Chercheurs, acteurs du milieu coopératif et citoyens s’y sont réunis pour revisiter une page marquante de l’histoire sociale québécoise.
En février 1975, les travailleurs de la Regent Knitting avaient repris leur usine textile de Saint-Jérôme pour fonder Tricofil, l’une des premières expériences d’autogestion ouvrière au Québec. L’entreprise, active jusqu’en 1982, est devenue un symbole de coopération au travail et de mobilisation ouvrière dans la région.
Ancien acteur de cette expérience, Paul-André Boucher se souvient du bouleversement provoqué par la reprise collective de l’usine. « Les travailleurs sont devenus responsables de l’ensemble des fonctions de production et de gestion. C’était un tout nouveau modèle de démocratie du travail », explique-t-il.
Parmi les changements marquants, les employés ont aboli le système de bonus à la pièce. « La moitié du personnel ne parvenait pas à atteindre les seuils imposés par l’ancien patron. Nous avons développé un modèle collectif d’organisation du travail. Malgré la fin des primes à la production, les résultats, tant quantitatifs que qualitatifs, étaient meilleurs qu’avant », ajoute-t-il.
Si l’expérience s’est terminée en 1982 dans un contexte difficile pour l’industrie textile, plusieurs estiment qu’elle aurait pu se poursuivre avec un meilleur soutien institutionnel. « Avec un peu plus d’appui des institutions financières et du gouvernement, l’expérience aurait pu perdurer », avance André Leclerc, ancien journaliste et membre du comité organisateur.
Un héritage qui dépasse l’usine
Au-delà de sa fermeture, Tricofil a laissé une empreinte durable dans la réflexion sur l’économie sociale au Québec. L’expérience a notamment contribué à nourrir les débats qui mèneront, dans les années 1980, à la création de mécanismes de financement collectif comme le Fonds de solidarité FTQ.

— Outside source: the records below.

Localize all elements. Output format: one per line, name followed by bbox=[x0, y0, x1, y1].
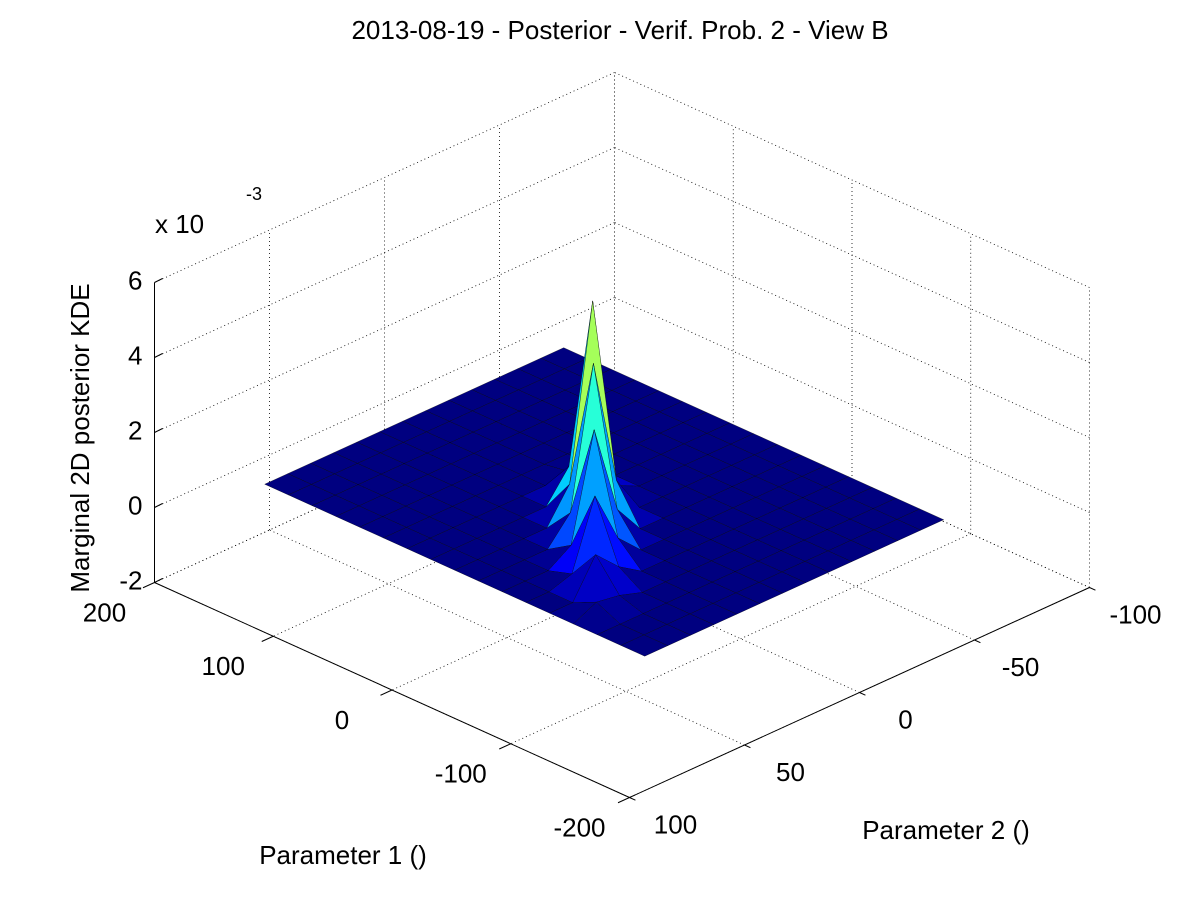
y-tick-label: 100 bbox=[654, 809, 697, 839]
x-tick bbox=[617, 797, 630, 804]
y-tick bbox=[629, 797, 636, 801]
x-tick-label: 100 bbox=[202, 651, 245, 681]
surface-face bbox=[620, 634, 669, 657]
z-tick bbox=[154, 428, 163, 433]
y-tick-label: 50 bbox=[776, 757, 805, 787]
z-tick-label: 4 bbox=[128, 340, 142, 370]
y-tick bbox=[974, 639, 981, 644]
y-tick-label: 0 bbox=[898, 704, 912, 734]
y-tick bbox=[1089, 587, 1096, 591]
x-tick-label: -100 bbox=[435, 759, 487, 789]
chart-title: 2013-08-19 - Posterior - Verif. Prob. 2 … bbox=[351, 15, 888, 45]
z-tick-label: 6 bbox=[128, 265, 142, 295]
grid-line bbox=[510, 533, 971, 745]
z-tick bbox=[154, 278, 163, 283]
x-tick bbox=[380, 689, 393, 696]
grid-line bbox=[269, 529, 745, 746]
z-tick-label: -2 bbox=[119, 565, 142, 595]
y-axis-label: Parameter 2 () bbox=[862, 815, 1030, 845]
z-tick bbox=[154, 578, 163, 583]
grid-line bbox=[614, 222, 1090, 438]
grid-line bbox=[154, 222, 615, 433]
y-tick-label: -50 bbox=[1002, 652, 1040, 682]
z-tick-label: 2 bbox=[128, 415, 142, 445]
z-tick-label: 0 bbox=[128, 490, 142, 520]
grid-line bbox=[154, 147, 615, 358]
axes-layer: -200 -100 0 100 200 -100 -50 0 50 100 -2 0 2 4 6 bbox=[83, 265, 1162, 842]
y-tick-label: -100 bbox=[1109, 599, 1161, 629]
surface-layer bbox=[264, 300, 945, 657]
x-tick bbox=[261, 635, 274, 642]
x-tick bbox=[499, 743, 511, 750]
grid-line bbox=[614, 297, 1090, 513]
grid-line bbox=[154, 72, 615, 283]
x-tick-label: -200 bbox=[553, 812, 605, 842]
z-axis-label: Marginal 2D posterior KDE bbox=[65, 283, 95, 592]
grid-line bbox=[614, 147, 1090, 363]
x-axis-label: Parameter 1 () bbox=[259, 840, 427, 870]
y-tick bbox=[744, 744, 751, 749]
z-tick bbox=[154, 353, 163, 358]
x-tick bbox=[142, 582, 155, 589]
grid-line bbox=[154, 297, 615, 508]
x-tick-label: 0 bbox=[335, 705, 349, 735]
x-tick-label: 200 bbox=[83, 597, 126, 627]
z-multiplier: x 10 bbox=[155, 209, 204, 239]
z-multiplier-exponent: -3 bbox=[246, 184, 262, 204]
grid-line bbox=[614, 72, 1090, 288]
z-tick bbox=[154, 503, 163, 508]
y-tick bbox=[859, 692, 866, 696]
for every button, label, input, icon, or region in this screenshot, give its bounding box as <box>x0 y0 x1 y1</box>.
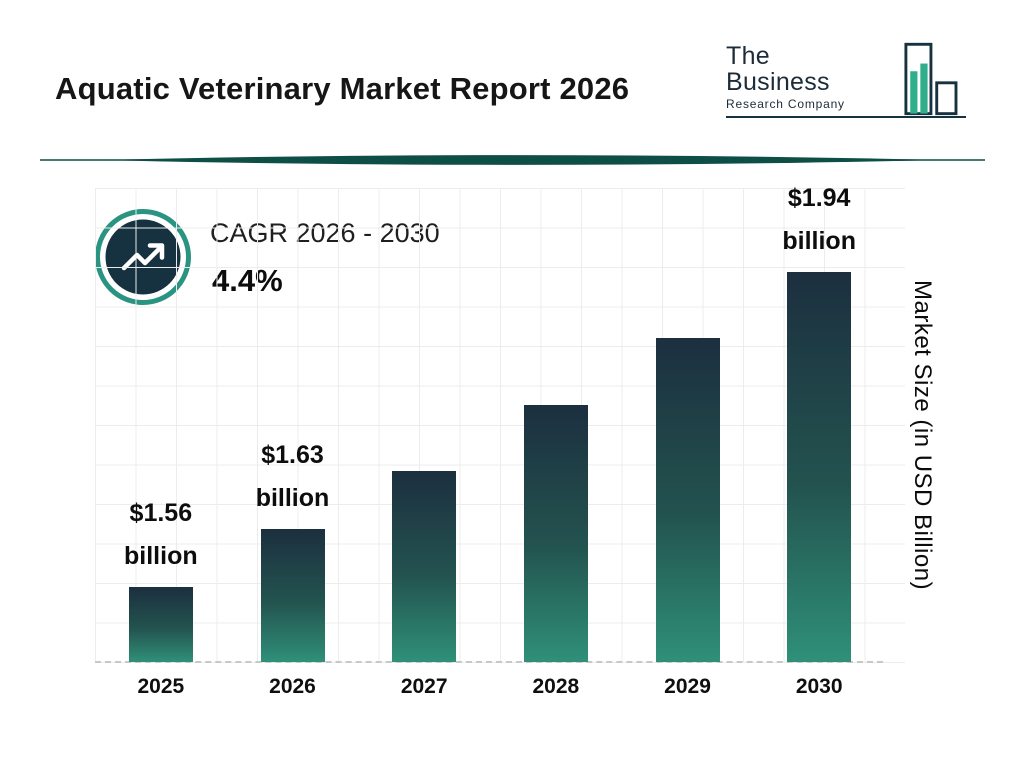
bar-2025 <box>128 587 193 662</box>
bar-group-2026: $1.63 billion 2026 <box>227 188 359 699</box>
company-logo: The Business Research Company <box>726 40 966 118</box>
chart-grid <box>95 188 905 663</box>
company-logo-line1: The Business <box>726 41 830 96</box>
chart-baseline <box>95 661 883 663</box>
y-axis-label: Market Size (in USD Billion) <box>909 280 936 591</box>
x-tick-label-2028: 2028 <box>532 675 580 698</box>
bar-2030 <box>787 272 852 662</box>
divider-line <box>40 155 985 165</box>
bar-value-label-2030: $1.94 billion <box>782 183 856 256</box>
bar-2029 <box>655 338 720 662</box>
x-tick-label-2029: 2029 <box>664 675 711 698</box>
bar-group-2029: 2029 <box>622 188 754 698</box>
bar-2028 <box>523 405 588 662</box>
bar-2027 <box>392 471 457 662</box>
bar-2026 <box>260 529 325 662</box>
x-tick-label-2027: 2027 <box>400 675 448 698</box>
bar-value-label-2025: $1.56 billion <box>124 498 198 571</box>
bar-value-label-2026: $1.63 billion <box>255 440 330 513</box>
x-tick-label-2026: 2026 <box>269 675 316 698</box>
company-logo-text: The Business Research Company <box>726 41 875 111</box>
bar-group-2025: $1.56 billion 2025 <box>95 188 227 699</box>
bar-group-2030: $1.94 billion 2030 <box>753 184 885 699</box>
bar-chart-logo-icon <box>904 42 958 116</box>
bar-group-2028: 2028 <box>490 188 622 698</box>
bar-group-2027: 2027 <box>358 188 490 698</box>
page-title: Aquatic Veterinary Market Report 2026 <box>55 70 630 106</box>
x-tick-label-2030: 2030 <box>795 675 843 698</box>
company-logo-line2: Research Company <box>726 97 845 111</box>
bar-chart: $1.56 billion 2025 $1.63 billion 2026 2027 2028… <box>95 184 885 699</box>
x-tick-label-2025: 2025 <box>137 675 185 698</box>
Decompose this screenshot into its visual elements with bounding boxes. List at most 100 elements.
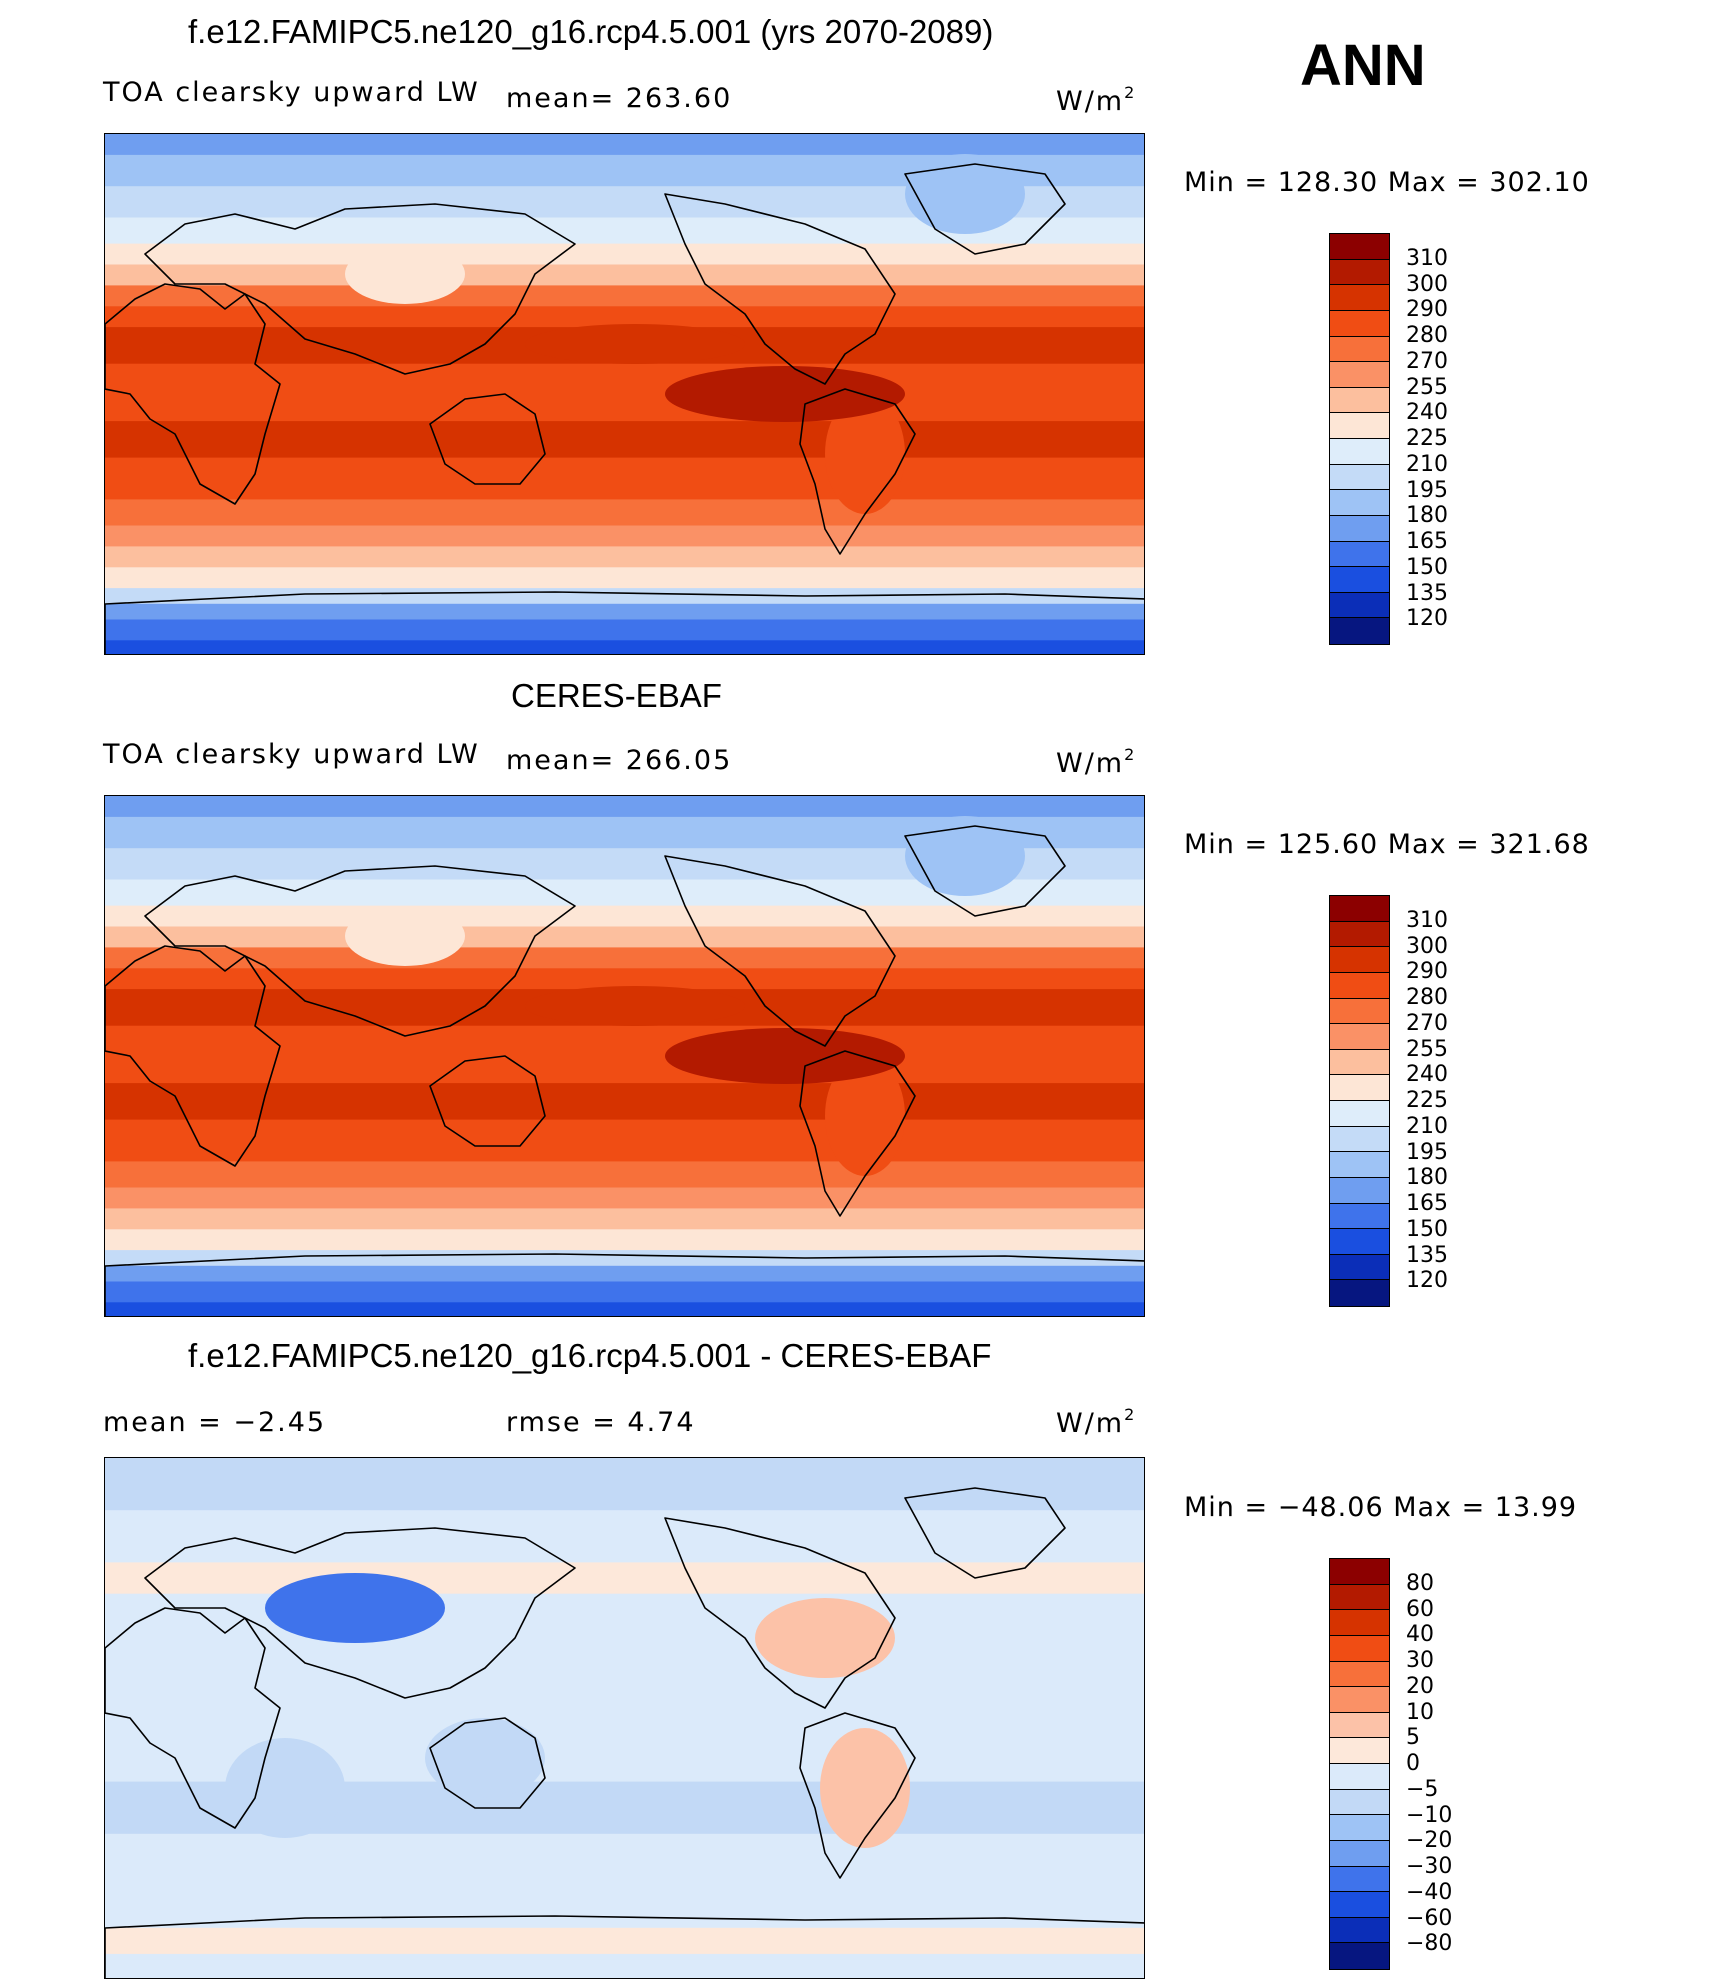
colorbar-swatch xyxy=(1330,439,1389,465)
map-regional-anomaly xyxy=(825,394,905,514)
colorbar-tick-label: −60 xyxy=(1406,1905,1453,1931)
map-latitude-band xyxy=(105,306,1144,329)
panel3-colorbar xyxy=(1329,1558,1390,1970)
panel2-units: W/m2 xyxy=(1056,745,1135,779)
map-latitude-band xyxy=(105,640,1144,654)
colorbar-tick-label: 310 xyxy=(1406,907,1448,933)
colorbar-tick-label: 290 xyxy=(1406,297,1448,323)
map-regional-anomaly xyxy=(755,1598,895,1678)
map-latitude-band xyxy=(105,1229,1144,1252)
colorbar-swatch xyxy=(1330,1024,1389,1050)
map-coastline xyxy=(664,1517,896,1709)
colorbar-tick-label: 300 xyxy=(1406,933,1448,959)
map-latitude-band xyxy=(105,1645,1144,1700)
map-latitude-band xyxy=(105,1510,1144,1564)
map-latitude-band xyxy=(105,1265,1144,1283)
colorbar-tick-label: 10 xyxy=(1406,1699,1434,1725)
panel1-colorbar xyxy=(1329,233,1390,645)
map-coastline xyxy=(144,865,576,1037)
colorbar-tick-label: 310 xyxy=(1406,245,1448,271)
map-latitude-band xyxy=(105,603,1144,621)
colorbar-tick-label: 150 xyxy=(1406,554,1448,580)
colorbar-tick-label: 280 xyxy=(1406,323,1448,348)
colorbar-tick-label: 150 xyxy=(1406,1216,1448,1242)
colorbar-swatch xyxy=(1330,1943,1389,1969)
colorbar-swatch xyxy=(1330,285,1389,311)
colorbar-tick-label: 270 xyxy=(1406,348,1448,374)
colorbar-swatch xyxy=(1330,567,1389,593)
colorbar-tick-label: 80 xyxy=(1406,1570,1434,1596)
colorbar-swatch xyxy=(1330,1152,1389,1178)
map-latitude-band xyxy=(105,363,1144,423)
colorbar-tick-label: 180 xyxy=(1406,1165,1448,1191)
map-latitude-band xyxy=(105,243,1144,266)
map-latitude-band xyxy=(105,1025,1144,1085)
map-latitude-band xyxy=(105,134,1144,156)
map-regional-anomaly xyxy=(425,1718,545,1798)
map-coastline xyxy=(105,1607,281,1829)
colorbar-tick-label: 270 xyxy=(1406,1010,1448,1036)
map-latitude-band xyxy=(105,499,1144,527)
panel1-units: W/m2 xyxy=(1056,83,1135,117)
map-coastline xyxy=(799,1712,916,1879)
map-regional-anomaly xyxy=(225,1738,345,1838)
map-coastline xyxy=(664,855,896,1047)
colorbar-swatch xyxy=(1330,1635,1389,1662)
map-coastline xyxy=(105,283,281,505)
colorbar-tick-label: −20 xyxy=(1406,1828,1453,1854)
colorbar-swatch xyxy=(1330,896,1389,922)
panel2-mean: mean= 266.05 xyxy=(506,745,733,776)
panel3-rmse: rmse = 4.74 xyxy=(506,1407,696,1438)
map-coastline xyxy=(144,1527,576,1699)
panel2-title: CERES-EBAF xyxy=(511,677,722,714)
map-coastline xyxy=(429,393,546,485)
colorbar-swatch xyxy=(1330,1661,1389,1688)
colorbar-swatch xyxy=(1330,1280,1389,1306)
map-latitude-band xyxy=(105,1208,1144,1231)
season-label: ANN xyxy=(1300,33,1426,98)
panel1-map xyxy=(104,133,1145,655)
map-latitude-band xyxy=(105,796,1144,818)
colorbar-tick-label: 40 xyxy=(1406,1622,1434,1648)
colorbar-tick-label: 210 xyxy=(1406,451,1448,477)
colorbar-tick-label: 225 xyxy=(1406,426,1448,451)
map-regional-anomaly xyxy=(525,986,745,1026)
panel3-units: W/m2 xyxy=(1056,1405,1135,1439)
colorbar-tick-label: 5 xyxy=(1406,1725,1420,1751)
colorbar-tick-label: 20 xyxy=(1406,1673,1434,1699)
colorbar-tick-label: 195 xyxy=(1406,477,1448,503)
colorbar-swatch xyxy=(1330,1584,1389,1611)
colorbar-tick-label: 280 xyxy=(1406,985,1448,1010)
colorbar-swatch xyxy=(1330,464,1389,491)
map-coastline xyxy=(904,163,1066,255)
map-coastline xyxy=(904,825,1066,917)
colorbar-tick-label: 290 xyxy=(1406,959,1448,985)
map-latitude-band xyxy=(105,1083,1144,1121)
colorbar-tick-label: 165 xyxy=(1406,529,1448,554)
map-latitude-band xyxy=(105,1593,1144,1647)
map-coastline xyxy=(105,1915,1144,1978)
map-regional-anomaly xyxy=(820,1728,910,1848)
colorbar-swatch xyxy=(1330,413,1389,439)
panel3-title: f.e12.FAMIPC5.ne120_g16.rcp4.5.001 - CER… xyxy=(188,1337,992,1374)
panel3-mean: mean = −2.45 xyxy=(103,1407,327,1438)
map-latitude-band xyxy=(105,968,1144,991)
colorbar-swatch xyxy=(1330,592,1389,619)
colorbar-tick-label: 120 xyxy=(1406,1268,1448,1294)
colorbar-swatch xyxy=(1330,1559,1389,1585)
map-coastline xyxy=(429,1055,546,1147)
map-coastline xyxy=(799,388,916,555)
colorbar-swatch xyxy=(1330,234,1389,260)
panel1-mean: mean= 263.60 xyxy=(506,83,733,114)
colorbar-tick-label: 180 xyxy=(1406,503,1448,529)
map-coastline xyxy=(105,1253,1144,1316)
map-latitude-band xyxy=(105,525,1144,548)
map-regional-anomaly xyxy=(665,366,905,422)
colorbar-swatch xyxy=(1330,259,1389,286)
colorbar-tick-label: 240 xyxy=(1406,400,1448,426)
colorbar-swatch xyxy=(1330,1738,1389,1764)
colorbar-tick-label: 210 xyxy=(1406,1113,1448,1139)
colorbar-swatch xyxy=(1330,1866,1389,1893)
colorbar-swatch xyxy=(1330,1254,1389,1281)
map-latitude-band xyxy=(105,926,1144,949)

Le colloque visait ainsi à replacer Tricofil dans une perspective plus large, celle du développement des coopératives de travail et de leur reconnaissance progressive dans ce que plusieurs appellent aujourd’hui le « modèle québécois ». « Il faut connaître notre passé pour bâtir notre avenir », résume Paul-André Boucher.
Travail et coopération aujourd’hui
Les organisateurs ont également inscrit la réflexion dans les enjeux contemporains, qu’il s’agisse de la transformation du marché du travail, des tensions politiques ou encore de la transition écologique.
« La coopération est l’un des meilleurs véhicules pour agir démocratiquement dans les milieux de travail et repenser les finalités de la production », affirme Marie-Pierre Boucher, sociologue et professeure au Département de relations industrielles de l’UQO. « Ce n’est pas seulement économique, c’est aussi social, culturel et politique. »
En amont du colloque, du 2 au 4 mars, une délégation de jeunes Français et Québécois âgés de 18 à 35 ans a participé à un parcours exploratoire à Montréal et à Saint-Jérôme. Réalisée en collaboration avec l’Office franco-québécois pour la jeunesse et LOJIQ, l’initiative comprenait la visite d’entreprises d’économie sociale et d’organismes d’accompagnement afin de mieux comprendre l’écosystème québécois de la coopération.
Le choix de Saint-Jérôme pour accueillir le colloque n’est pas anodin. Ville industrielle marquée par le textile et le caoutchouc au XXe siècle, elle traverse aujourd’hui une nouvelle phase de transformation économique. « Souligner l’expérience de Tricofil ici, c’est rappeler l’enracinement territorial de la coopération et l’importance du développement régional », estime M. Boucher.